L’attaque contre le caractère démocratique d’une société n’est plus, depuis longtemps, un combat spectaculaire. C’est plutôt une multiplication de coups bas où le législateur peut voir sa bonne foi surprise, mais qui resserrent tout doucement le garrot autour des libertés citoyennes. Ici, on ne pourra plus ensemencer son jardin de graines qui ne soient point industrielles. Là, on devra renoncer à se procurer des suppléments alimentaires ou des huiles essentielles qui n’aient pas la bénédiction de Big Pharma. Demain, dès la maternelle, les gamins seront mis en catégories au mépris de tout ce que la pédagogie nous apprend de la plasticité humaine, de l’effet Pygmalion et des prophéties auto-réalisatrices. Alors que s’enflent les rumeurs autour des effets pernicieux et parfois mortels de certains vaccins au demeurant peu nécessaires, des mesures seront prises en catimini pour sanctionner ceux qui entendent résister. Afin de rendre impuissantes nos tentatives d’une consommation éthique, on découvrira un jour que, sur les produits, les étiquettes ont été substantiellement simplifiées... Stratégies lilliputiennes pour ligoter les peuples avant qu'ils se réveillent.

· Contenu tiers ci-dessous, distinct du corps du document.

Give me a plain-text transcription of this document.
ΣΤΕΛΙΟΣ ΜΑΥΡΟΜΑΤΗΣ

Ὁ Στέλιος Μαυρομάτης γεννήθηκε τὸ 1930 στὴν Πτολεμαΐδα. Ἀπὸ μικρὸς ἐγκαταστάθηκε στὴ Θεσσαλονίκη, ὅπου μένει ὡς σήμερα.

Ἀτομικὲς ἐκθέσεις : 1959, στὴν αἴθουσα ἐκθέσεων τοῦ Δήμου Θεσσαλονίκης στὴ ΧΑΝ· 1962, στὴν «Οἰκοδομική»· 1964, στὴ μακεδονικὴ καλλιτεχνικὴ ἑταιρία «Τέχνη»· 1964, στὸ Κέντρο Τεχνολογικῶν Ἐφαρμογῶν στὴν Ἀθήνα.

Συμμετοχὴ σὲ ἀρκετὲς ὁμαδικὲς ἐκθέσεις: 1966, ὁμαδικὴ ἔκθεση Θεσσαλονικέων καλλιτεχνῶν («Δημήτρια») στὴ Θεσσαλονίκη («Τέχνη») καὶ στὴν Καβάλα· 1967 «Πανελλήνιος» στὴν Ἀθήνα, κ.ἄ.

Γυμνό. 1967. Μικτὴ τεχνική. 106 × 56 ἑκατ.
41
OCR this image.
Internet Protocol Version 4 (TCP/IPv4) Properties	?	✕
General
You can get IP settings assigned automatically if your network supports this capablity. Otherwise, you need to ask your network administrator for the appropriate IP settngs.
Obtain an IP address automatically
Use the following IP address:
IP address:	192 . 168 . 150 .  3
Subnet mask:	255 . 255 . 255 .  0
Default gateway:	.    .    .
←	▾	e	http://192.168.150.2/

Le premier rôle du politique, dans une démocratie, est d’être vigilant à tout ce qui, au prix d’arguments spécieux, pourrait réduire notre liberté de vivre comme nous l’entendons. Malheureusement, quand les Rastignac contemporains se hissent aux plus hauts niveaux avec l’ambition de se la péter dans la cour des grands, l’éthique démocratique fait long feu. La cour des grands, c’est celle des banquiers, des C.E.O. et P.D.G des grandes entreprises et des présidents des Etats-unis. Or, la fascination qu’ils ont exercée sur nos prétendues élites a eu au cours de ces dernières décennies une première conséquence dont on commence à voir les effets : je veux parler de l’adoption par notre classe politique - de droite comme de gauche d'ailleurs - de la croyance que le marché libre, dans tous les domaines, résout les problèmes plus efficacement que l’Etat. On a ainsi allègrement dérégulé les flux de capitaux : l’argent ne se porterait-il pas ainsi plus facilement où des projets riches de potentialités l’appelleraient ? Davantage de création de richesse et d’emplois: l’Eldorado ! Vous avez vu ce que cela a donné ? Certes, on a aussi multiplié les législations dites « prudentielles » - Bâle 1, Bâle 2, Bâle 3 - et on continue sans aucun souci de leur inefficacité. Mais, comme le dit joliment Laure Waridel dans Commencements 2, c’est comme si on s’épuisait à vider la baignoire qui déborde avec une cuillère au lieu de fermer le robinet qui est grand ouvert !
L’Histoire montre que la plus féconde des solutions n’est pas de s’en remettre de tout à l’Etat ou au Marché, mais d’associer les ressorts des deux. De Gaulle n’a pas fait autre chose en 1958, lorsqu’il a hérité une France endettée, déconsidérée à l’étranger et en voie d’appauvrissement à l’intérieur – la France de l’abbé Pierre, qui est en train de se reconstituer sous nos yeux si vous regardez bien. Mais il faut dire que plaire aux puissances financières et économiques n’était pas le premier souci de celui pour qui « la politique de la France ne se faisait pas à la corbeille ». Et, s’il ne cherchait pas à leur plaire en leur distribuant - comme c’est devenu la pratique - des avantages fiscaux, en revanche le redressement volontariste de la France, les grands projets, créaient pour eux aussi des opportunités. Quand on raisonne à partir de la force des choses, on en oublie le pouvoir créateur de la décision. Où l’un gère la débâcle, l’autre fonde un avenir. Fermer le robinet, pour reprendre l’expression de la fondatrice d’Equiterre, ce serait d’abord, pour notre classe politique, considérer que le service de la communauté nationale est au dessus des prétendues « lois économiques » qui invitent les agneaux à s’assoir dans l’assiette du loup. Jetons ce carcan, comme de petites communautés locales le font déjà un peu partout sur la planète, et l’imagination reviendra et avec elle le salut. La société est une création continue. Ressaisissons-nous et ressaisissons-la.